102 Tage sind es noch bis WM-Anpfiff, doch das Stadion für das Eröffnungsspiel wird wohl erst kurz vor dem Start fertig. Auch andere Arenen sind in Verzug. Selbst fertiggestellte Stadien zeigen bedenkliche Mängel.

          Fifa und WM-Organisatoren müssen starke Nerven haben. Das WM-Eröffnungsstadion in São Paulo wird wohl erst auf den allerletzten Drücker fertig. Die Bauarbeiten an der Corinthians Arena würden „nicht vor dem 15. Mai“ beendet sein, musste Fifa-Generalsekretär Jérôme Valcke am Samstag einräumen. Die WM wird am 12. Juni in São Paulo mit der Partie zwischen Gastgeber Brasilien und Kroatien angepfiffen.
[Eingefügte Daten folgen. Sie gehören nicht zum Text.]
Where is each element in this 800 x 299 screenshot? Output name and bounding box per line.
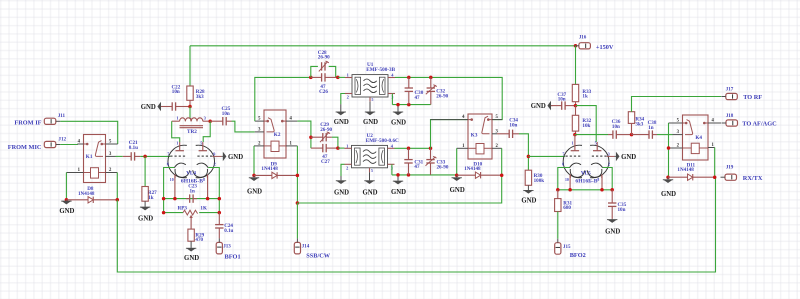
resistor R28 3k3	[187, 86, 193, 107]
svg-text:680: 680	[563, 205, 571, 211]
svg-text:10n: 10n	[509, 122, 517, 128]
ground R27	[138, 201, 153, 222]
connector J19	[721, 164, 737, 180]
svg-text:J12: J12	[58, 137, 66, 143]
junction K4 pin2	[667, 146, 671, 150]
svg-text:3k3: 3k3	[196, 94, 204, 100]
svg-text:1: 1	[176, 115, 178, 120]
junction row1 right	[218, 197, 222, 201]
wire VL5 cathode pin A	[569, 175, 571, 190]
svg-text:26-90: 26-90	[318, 55, 330, 61]
svg-text:8: 8	[597, 178, 599, 182]
wire VL5 cathode pin B	[601, 175, 603, 190]
wire to U1 pin1	[338, 76, 345, 78]
wire grid node to R27	[144, 156, 146, 186]
svg-text:J18: J18	[726, 113, 734, 119]
wire C38 to K4 pin3	[657, 134, 673, 136]
wire K4 pin5 ground leg	[668, 123, 670, 177]
svg-text:6: 6	[167, 162, 169, 167]
junction VL5 rail right	[610, 188, 614, 192]
svg-text:0.1u: 0.1u	[129, 145, 138, 151]
relay K2	[254, 110, 297, 158]
wire node to VL5 anode B	[576, 106, 597, 142]
svg-text:GND: GND	[362, 190, 377, 197]
wire cathode row 1	[164, 198, 220, 200]
wire K1 pin 2 to D8	[116, 173, 118, 200]
svg-text:1N4148: 1N4148	[464, 166, 481, 172]
svg-text:1k: 1k	[582, 94, 588, 100]
wire K3 pin2 down	[501, 148, 503, 175]
wire cathode row 2b	[199, 212, 219, 214]
svg-text:1k: 1k	[148, 195, 154, 201]
svg-text:7: 7	[167, 151, 169, 156]
junction D9 left	[252, 174, 256, 178]
svg-text:470: 470	[195, 237, 203, 243]
junction C30 bottom	[407, 103, 411, 107]
svg-text:4: 4	[391, 143, 394, 148]
wire TR2 pin3 to VL4 anode b	[203, 121, 210, 142]
svg-text:C27: C27	[321, 159, 330, 165]
svg-text:6H16Б-B: 6H16Б-B	[575, 179, 597, 185]
capacitor C31 47	[404, 148, 412, 175]
junction row2 right	[218, 211, 222, 215]
capacitor C36 10n	[608, 130, 632, 138]
svg-text:GND: GND	[141, 104, 156, 111]
junction +150V J16	[574, 44, 578, 48]
wire K2 pin2 to ground	[253, 146, 255, 176]
wire U1 pin2 to ground	[341, 94, 345, 105]
svg-text:10k: 10k	[582, 123, 590, 129]
diode D10 1N4148	[457, 162, 502, 179]
diode D11 1N4148	[668, 162, 715, 180]
svg-text:10: 10	[565, 178, 569, 182]
filter U1 EMF-500-3B	[345, 62, 396, 102]
svg-text:1N4148: 1N4148	[78, 191, 95, 197]
wire U1 output ground rail	[392, 104, 430, 106]
capacitor C32 26-90 trimmer	[426, 77, 437, 104]
svg-text:2: 2	[346, 165, 348, 170]
wire cathode row 2	[164, 212, 183, 214]
svg-text:+150V: +150V	[596, 44, 614, 51]
wire VL4 grid B stub	[212, 155, 221, 157]
svg-text:1n: 1n	[648, 125, 654, 131]
resistor R31 680	[555, 190, 561, 212]
tube VL5 triode B	[587, 142, 609, 178]
resistor R32 10k	[572, 106, 578, 135]
svg-text:1: 1	[176, 141, 178, 146]
svg-text:1: 1	[346, 143, 348, 148]
svg-text:GND: GND	[391, 189, 406, 196]
svg-text:J13: J13	[223, 243, 231, 249]
ground C22	[141, 102, 163, 112]
svg-text:FROM MIC: FROM MIC	[8, 144, 42, 151]
connector J12	[44, 137, 66, 148]
wire SSB/CW rail	[297, 175, 501, 203]
capacitor C35 10n	[608, 190, 616, 219]
ground U2 rail	[391, 175, 406, 196]
connector J17	[721, 87, 737, 100]
wire C34 to VL5 grid	[519, 134, 528, 170]
connector J15	[555, 239, 571, 255]
node U2 out a	[407, 147, 411, 151]
svg-text:GND: GND	[661, 191, 676, 198]
resistor R27 1k	[142, 187, 148, 202]
svg-text:RP3: RP3	[178, 206, 188, 212]
svg-text:GND: GND	[59, 208, 74, 215]
wire K2 pin5 to filter input	[255, 77, 311, 121]
connector J18	[722, 113, 738, 126]
svg-text:10n: 10n	[222, 111, 230, 117]
connector J11	[44, 113, 65, 124]
svg-text:GND: GND	[247, 188, 262, 195]
capacitor C25 10n	[210, 117, 231, 125]
svg-text:BFO1: BFO1	[225, 253, 241, 260]
node VL5 grid	[527, 155, 531, 159]
junction D10 left	[455, 173, 459, 177]
ground U2 pin2	[334, 176, 349, 197]
svg-text:VL5: VL5	[581, 170, 591, 176]
svg-text:26-90: 26-90	[436, 94, 448, 100]
node U2 out b	[429, 147, 433, 151]
wire J12 to K1 pin 4	[60, 143, 77, 146]
svg-text:J15: J15	[563, 244, 571, 250]
wire K3 pin1 to ground	[456, 148, 458, 175]
node U1 out a	[407, 76, 411, 80]
svg-text:47: 47	[415, 95, 421, 101]
resistor R30 100k	[525, 170, 531, 185]
capacitor C34 10n	[497, 130, 519, 138]
junction K1/D8 left	[65, 198, 69, 202]
wire C29 right leg	[332, 137, 338, 148]
svg-text:2: 2	[608, 162, 610, 167]
svg-text:3: 3	[204, 115, 207, 120]
junction U2 rail gnd	[396, 173, 400, 177]
wire C25 to K2 pin 3	[232, 121, 255, 132]
wire tap to TR2	[189, 107, 191, 118]
wire C21 to VL4 grid	[140, 155, 170, 157]
node C26 right	[336, 76, 340, 80]
svg-text:GND: GND	[138, 216, 153, 223]
junction D9 right	[296, 174, 300, 178]
svg-text:5: 5	[372, 98, 374, 102]
svg-text:8: 8	[203, 178, 205, 182]
diode D9 1N4148	[254, 161, 297, 178]
ground R30	[521, 185, 536, 204]
capacitor C22 10n	[161, 102, 190, 110]
wire U2 pin2 to ground	[341, 164, 345, 176]
junction R28/C22/TR2 tap	[188, 105, 192, 109]
ground U1 pin5	[363, 102, 378, 126]
wire rail to R28	[189, 46, 191, 86]
wire U2 output ground rail	[392, 174, 457, 176]
svg-text:K2: K2	[274, 132, 281, 138]
wire U2 pin3 down	[391, 164, 393, 175]
resistor R29 470	[188, 229, 194, 241]
wire U2 pin4 output line	[395, 147, 431, 149]
junction row1 cathode B	[206, 197, 210, 201]
svg-text:1N4148: 1N4148	[261, 166, 278, 172]
ground U1 rail	[391, 105, 406, 127]
wire VL5 side exit right	[603, 168, 613, 190]
wire VL4 cathode pin B	[207, 175, 209, 199]
wire TR2 pin1 to VL4 anode a	[172, 121, 180, 142]
capacitor C24 0.1u	[215, 213, 223, 239]
svg-text:1N4148: 1N4148	[677, 167, 694, 173]
resistor R34 3k3	[628, 112, 634, 135]
node C27 right	[336, 146, 340, 150]
svg-text:J19: J19	[726, 164, 734, 170]
tube VL4 triode A	[168, 142, 190, 178]
wire K2 pin1 down	[296, 146, 298, 203]
svg-text:1n: 1n	[190, 189, 196, 195]
node VL5 anode A	[573, 133, 577, 137]
svg-text:5: 5	[595, 141, 597, 146]
ground C37	[531, 101, 553, 111]
ground C35	[605, 219, 620, 236]
ground R29	[184, 241, 199, 262]
svg-text:10n: 10n	[618, 207, 626, 213]
relay K1	[66, 135, 117, 183]
svg-text:GND: GND	[450, 187, 465, 194]
capacitor C37 10n	[551, 101, 576, 109]
junction row1 left	[162, 197, 166, 201]
svg-text:SSB/CW: SSB/CW	[306, 253, 331, 260]
svg-text:10: 10	[170, 178, 174, 182]
node C26 left	[309, 76, 313, 80]
wire RX/TX bottom rail	[117, 177, 715, 272]
svg-text:GND: GND	[605, 228, 620, 235]
svg-text:5: 5	[371, 169, 373, 173]
ground K3 coil	[450, 176, 465, 194]
capacitor C27 47	[311, 144, 338, 152]
svg-text:J17: J17	[726, 87, 734, 93]
wire VL5 grid B stub	[607, 155, 615, 157]
capacitor C33 26-90 trimmer	[426, 148, 437, 175]
wire grid node to tube	[528, 155, 565, 157]
junction VL5 rail left	[556, 188, 560, 192]
svg-text:TR2: TR2	[187, 129, 197, 135]
wire K2 pin4 to C29 node	[297, 121, 311, 148]
junction VL5 rail cathode A	[568, 188, 572, 192]
wire K4 pin1 down	[714, 148, 716, 178]
svg-text:GND: GND	[228, 154, 243, 161]
wire R31 to J15	[557, 212, 559, 239]
wire VL5 cathode rail	[558, 189, 612, 191]
capacitor C30 47	[405, 77, 413, 104]
junction U1 rail gnd	[396, 103, 400, 107]
wire U1 pin3 down	[391, 94, 393, 105]
junction TR2 pin3	[208, 119, 212, 123]
svg-text:10n: 10n	[612, 124, 620, 130]
svg-text:K4: K4	[695, 135, 702, 141]
svg-text:K1: K1	[86, 154, 93, 160]
junction C31 bottom	[407, 173, 411, 177]
junction row1 cathode A	[173, 197, 177, 201]
ground U1 pin2	[334, 104, 349, 126]
svg-text:26-90: 26-90	[320, 127, 332, 133]
capacitor C38 1n	[632, 130, 658, 138]
svg-text:1: 1	[572, 141, 574, 146]
svg-text:VL4: VL4	[186, 170, 196, 176]
svg-text:GND: GND	[521, 198, 536, 205]
svg-text:10n: 10n	[172, 89, 180, 95]
svg-text:5: 5	[200, 141, 202, 146]
svg-text:J14: J14	[302, 244, 310, 250]
svg-text:J11: J11	[58, 113, 66, 119]
capacitor C21 0.1u	[123, 152, 140, 160]
wire rail to R33	[575, 46, 577, 85]
svg-text:GND: GND	[184, 255, 199, 262]
wire U1 pin4 output line	[395, 77, 502, 119]
svg-text:GND: GND	[621, 154, 636, 161]
svg-text:GND: GND	[334, 190, 349, 197]
wire VL4 side exit right	[208, 168, 219, 213]
svg-text:GND: GND	[334, 119, 349, 126]
node VL4 grid 1	[143, 155, 147, 159]
relay K4	[669, 115, 722, 160]
svg-text:EMF-500-0.6C: EMF-500-0.6C	[366, 138, 399, 144]
wire anode row to C36	[575, 134, 608, 136]
svg-text:9: 9	[213, 151, 215, 156]
wire anode A pin	[574, 135, 576, 142]
wire rail to J14	[296, 203, 298, 238]
potentiometer RP3 1K	[183, 210, 198, 229]
svg-text:3: 3	[608, 151, 610, 156]
svg-text:1: 1	[347, 73, 349, 78]
diode D8 1N4148	[66, 186, 117, 203]
capacitor C28 26-90 trimmer	[319, 61, 329, 71]
svg-text:1K: 1K	[200, 206, 207, 212]
svg-text:0.1u: 0.1u	[224, 228, 233, 234]
wire VL5 side exit left	[558, 168, 570, 190]
wire C28 to node right	[329, 66, 336, 77]
wire K1 pin3 stub to C21	[116, 155, 123, 157]
capacitor C26 47	[311, 73, 338, 81]
svg-text:2: 2	[214, 162, 216, 167]
svg-text:2: 2	[347, 95, 349, 100]
node R33/R32/C37	[574, 104, 578, 108]
ground VL5 grid2	[614, 152, 636, 162]
svg-text:EMF-500-3B: EMF-500-3B	[366, 67, 395, 73]
node C29 left	[309, 135, 313, 139]
ground K2 coil	[247, 176, 262, 196]
connector J14	[294, 238, 309, 254]
junction row2 left	[162, 211, 166, 215]
junction SSB rail	[296, 201, 300, 205]
ground VL4 grid2	[221, 152, 243, 162]
wire U2 out to K3 pin4	[431, 120, 469, 149]
relay K3	[431, 114, 503, 159]
svg-text:BFO2: BFO2	[570, 252, 586, 259]
filter U2 EMF-500-0.6C	[345, 133, 400, 173]
resistor R33 1k	[572, 84, 578, 105]
svg-text:100k: 100k	[534, 178, 545, 184]
wire +150V rail	[190, 45, 576, 47]
tube VL4 triode B	[193, 142, 215, 178]
svg-text:4: 4	[391, 73, 394, 78]
wire VL4 side exit left	[164, 168, 175, 213]
svg-text:6: 6	[562, 162, 564, 167]
svg-text:FROM IF: FROM IF	[14, 119, 41, 126]
svg-text:7: 7	[562, 151, 564, 156]
svg-text:RX/TX: RX/TX	[743, 175, 763, 182]
wire K1 pin 1 to ground	[65, 173, 67, 200]
connector J16	[574, 34, 590, 49]
ground K4 coil	[661, 178, 676, 198]
wire R34 to J17	[632, 97, 722, 112]
capacitor C29 26-90 trimmer	[311, 132, 332, 142]
ground K1 coil	[59, 200, 74, 215]
node U1 out b	[429, 76, 433, 80]
svg-text:K3: K3	[471, 133, 478, 139]
wire C28 branch	[311, 66, 318, 77]
wire J11 to K1 pin 5	[60, 121, 117, 144]
junction D11 right	[713, 175, 717, 179]
junction D8 right / RX-TX rail	[116, 198, 120, 202]
svg-text:26-90: 26-90	[437, 164, 449, 170]
svg-text:3k3: 3k3	[635, 121, 643, 127]
wire VL4 cathode pin A	[174, 175, 176, 199]
svg-text:C26: C26	[319, 89, 328, 95]
svg-text:TO RF: TO RF	[743, 94, 762, 101]
svg-text:GND: GND	[531, 103, 546, 110]
junction D10 right	[500, 173, 504, 177]
ground U2 pin5	[362, 172, 377, 196]
connector J13	[216, 238, 231, 254]
svg-text:47: 47	[414, 164, 420, 170]
svg-text:J16: J16	[579, 34, 587, 40]
junction VL5 rail cathode B	[600, 188, 604, 192]
svg-text:GND: GND	[363, 119, 378, 126]
svg-text:GND: GND	[391, 120, 406, 127]
transformer TR2	[172, 115, 211, 135]
wire to U2 pin1	[338, 147, 345, 149]
capacitor C23 1n	[186, 194, 197, 202]
tube VL5 triode A	[563, 142, 585, 178]
junction D11 left	[666, 175, 670, 179]
node R34 bottom	[630, 133, 634, 137]
svg-text:TO AF/AGC: TO AF/AGC	[742, 120, 777, 127]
          Die Arbeiten an dem Stadion wurden durch einen Bauunfall im November 2013 erheblich zurückgeworfen, als ein Kran umstürzte und Teile des Dachs zerstörte. Zwei Bauarbeiter kamen damals ums Leben. In der Millionen-Metropole stehen insgesamt vier Gruppenspiele, ein Achtel- und ein Halbfinale auf dem Spielplan.

          Auch das schon seit über einen Jahr fertiggestellte WM-Stadion „Mineirao“-Stadion in Belo Horizonte präsentierte sich am Wochenende nicht gerade in WM-Top-Form. Ein Sturm löste im Dach Metallteile, die durch die Luft segelten und auf dem Rasen landeten. Auf Fotos war zu sehen, wie ein Mann vor der Regionalpartie zwischen den Klubs Cruzeiro und Minas Boca am Samstag eine über zwei Meter lange Dachleiste wegtrug. Auch die Dachbespannung wurde beschädigt.

          Der starke Regen überforderte zudem das Drainage-System des Stadions. Auf dem Spielfeld bildeten sich riesige Pfützen, die von Mitarbeitern des Stadions weggefegt werden mussten. In dem bereits zum Confed Cup genutzten Stadion stehen bei der WM vier Gruppenspiele, ein Achtel- sowie ein Halbfinale an. Das Stadion wurde nach dem Umbau im Dezember 2012 eröffnet.

          Der Spielplan der Fußball-WM 2014 in Brasilien

          Wie in São Paulo wird auch das WM-Sorgenkind, die WM-Arena da Baixada in Curitiba, erst rund einen Monat vor Turnierbeginn fertig. Der Spielort war Mitte Februar nach einem Notfallplan mit einer deutlichen Erhöhung der Zahl der Bauarbeiter von der Fifa bestätigt worden. Insgesamt wird die WM in zwölf Stadien stattfinden. Valcke zeigte sich dennoch optimistisch, dass bei der WM alles funktionieren werde.